Jill bit her lip. "Oh, she didn't kick me out. She said there was no reason I shouldn't finish out the term, provided—this is how she put it—I was willing to be discreet. They'd just assume I'd been married all along."
"It seems she bent over backward to be lenient." As everyone did, Nora was thinking, with Jill. The providence that protects fools and children.
"I ought to know by now that hypocrisy pays off!"
"Oh, stop it! Why do you insist on punishing yourself?" And again she felt the premonitory dread. What other facts would Jill refuse to face?
"Jill, where are you going?"
The girl was ripping off her dress, flinging each piece into a corner. She pulled down one of the maternity smocks and hauled it over her head with twitching fingers. "There!" she said, choking, "now let those filthy-minded girls giggle about what I've been doing! Now nobody can say I'm trying to hide anything!"
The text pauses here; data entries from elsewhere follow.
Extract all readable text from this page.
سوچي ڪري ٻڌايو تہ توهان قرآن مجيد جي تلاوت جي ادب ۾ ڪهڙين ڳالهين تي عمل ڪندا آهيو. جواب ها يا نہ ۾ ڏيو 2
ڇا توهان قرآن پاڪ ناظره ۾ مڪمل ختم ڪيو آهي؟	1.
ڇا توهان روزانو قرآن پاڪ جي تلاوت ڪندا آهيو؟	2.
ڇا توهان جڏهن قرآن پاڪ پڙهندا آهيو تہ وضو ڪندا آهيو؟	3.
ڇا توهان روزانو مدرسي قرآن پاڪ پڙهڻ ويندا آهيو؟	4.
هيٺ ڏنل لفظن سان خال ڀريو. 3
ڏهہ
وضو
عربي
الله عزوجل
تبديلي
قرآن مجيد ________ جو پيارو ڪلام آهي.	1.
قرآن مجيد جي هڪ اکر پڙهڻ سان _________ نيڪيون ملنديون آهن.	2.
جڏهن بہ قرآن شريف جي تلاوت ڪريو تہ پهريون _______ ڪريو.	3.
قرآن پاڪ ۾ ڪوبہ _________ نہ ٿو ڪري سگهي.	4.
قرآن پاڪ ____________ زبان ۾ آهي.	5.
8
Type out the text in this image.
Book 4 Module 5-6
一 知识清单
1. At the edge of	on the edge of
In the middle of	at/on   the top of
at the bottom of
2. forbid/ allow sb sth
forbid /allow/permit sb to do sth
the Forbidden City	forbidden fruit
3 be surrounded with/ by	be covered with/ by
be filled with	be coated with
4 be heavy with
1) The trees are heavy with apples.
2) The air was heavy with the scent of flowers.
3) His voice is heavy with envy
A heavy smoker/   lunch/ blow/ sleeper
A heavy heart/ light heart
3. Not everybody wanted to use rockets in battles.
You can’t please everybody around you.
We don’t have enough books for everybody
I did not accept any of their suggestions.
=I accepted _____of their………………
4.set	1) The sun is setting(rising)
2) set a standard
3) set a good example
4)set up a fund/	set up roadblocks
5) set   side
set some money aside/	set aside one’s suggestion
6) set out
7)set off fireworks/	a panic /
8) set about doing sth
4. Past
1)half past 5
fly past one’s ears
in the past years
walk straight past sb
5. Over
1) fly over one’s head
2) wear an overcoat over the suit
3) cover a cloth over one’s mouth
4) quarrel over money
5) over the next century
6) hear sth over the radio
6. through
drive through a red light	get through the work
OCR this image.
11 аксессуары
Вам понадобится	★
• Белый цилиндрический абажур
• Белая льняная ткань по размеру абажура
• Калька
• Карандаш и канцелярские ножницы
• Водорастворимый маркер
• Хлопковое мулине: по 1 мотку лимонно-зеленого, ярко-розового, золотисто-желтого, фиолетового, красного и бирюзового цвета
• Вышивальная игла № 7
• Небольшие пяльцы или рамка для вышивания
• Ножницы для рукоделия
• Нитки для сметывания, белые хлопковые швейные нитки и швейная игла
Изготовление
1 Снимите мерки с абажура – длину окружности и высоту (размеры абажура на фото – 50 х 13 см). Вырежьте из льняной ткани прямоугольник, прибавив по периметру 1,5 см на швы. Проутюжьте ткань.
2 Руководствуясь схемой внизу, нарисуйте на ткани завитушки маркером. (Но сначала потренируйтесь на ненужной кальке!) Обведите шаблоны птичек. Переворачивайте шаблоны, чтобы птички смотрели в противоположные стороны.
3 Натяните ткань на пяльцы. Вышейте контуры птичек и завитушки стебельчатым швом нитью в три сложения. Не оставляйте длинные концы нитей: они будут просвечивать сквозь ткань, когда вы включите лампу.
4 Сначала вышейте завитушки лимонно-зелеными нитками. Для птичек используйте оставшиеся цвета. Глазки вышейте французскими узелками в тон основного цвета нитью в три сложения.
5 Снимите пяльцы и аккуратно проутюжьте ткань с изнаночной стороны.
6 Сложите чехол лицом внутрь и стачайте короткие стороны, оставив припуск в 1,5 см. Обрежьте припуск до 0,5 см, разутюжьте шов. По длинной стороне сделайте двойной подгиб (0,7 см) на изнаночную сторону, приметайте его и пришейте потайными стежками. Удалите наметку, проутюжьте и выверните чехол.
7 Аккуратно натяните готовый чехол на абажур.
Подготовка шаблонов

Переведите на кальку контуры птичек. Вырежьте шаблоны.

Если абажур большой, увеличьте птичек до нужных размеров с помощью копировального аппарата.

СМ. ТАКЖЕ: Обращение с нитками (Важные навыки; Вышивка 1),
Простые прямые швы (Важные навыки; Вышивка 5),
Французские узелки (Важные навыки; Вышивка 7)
Nora turned her back on Jill and went out. She had to. If she had not—even now she was not sure whether she had wanted to slap and shake some sense into the girl—or take her in her arms.
"Oh Kit, Kit," she whispered, falling on the divan still warm from Jill's body, "for God's sake come home before something terrible happens!"
CHAPTER 13
Kit Ellersen roused up, not certain where he was. After the bareness and faraway noises of a hospital at night, these close walls, moon-striped with dark spaces and white, seemed alien. There w
as a subtle fragrance in the room, strange after months of disinfectant smells. Nora's perfume.
Stiffly, Kit sat up, making out the dark line of Nora's body in the other bed. The luminous clock marked eleven. He grinned crookedly; three years ago that would have seemed a lot too early for bed. He had been asleep since three that afternoon.
Hell of a trick! Lie down for half an hour and fall asleep like a sick pup. Rough on the poor girl. She just let him sleep, too, bless her.
He stretched out again, with a restless shove at his pillow. Hell, she might as well sleep!
It had been bad enough when they only saw each other in the antiseptic atmosphere of the ward. Living together would make it worse.
He'd never forget—it had kept cropping up in his worst hospital nightmares, and he'd had some dillies...
It had been a quiet wedding; half a dozen of Nora's hospital friends. They had decided to stay in Nora's apartment until he could design, and begin building, their own home. You couldn't have paid him to live in one of those mass-produced crackerboxes in the suburbs.
It had started so well, in a surge of confidence and joy. He had learned to maneuver so easily on his crutches that he was not even aware of them; only a small sting of consciousness touched him now and then. Nora was lovely in blue; too austere, but he already knew about the responsive, giving passion behind that mask.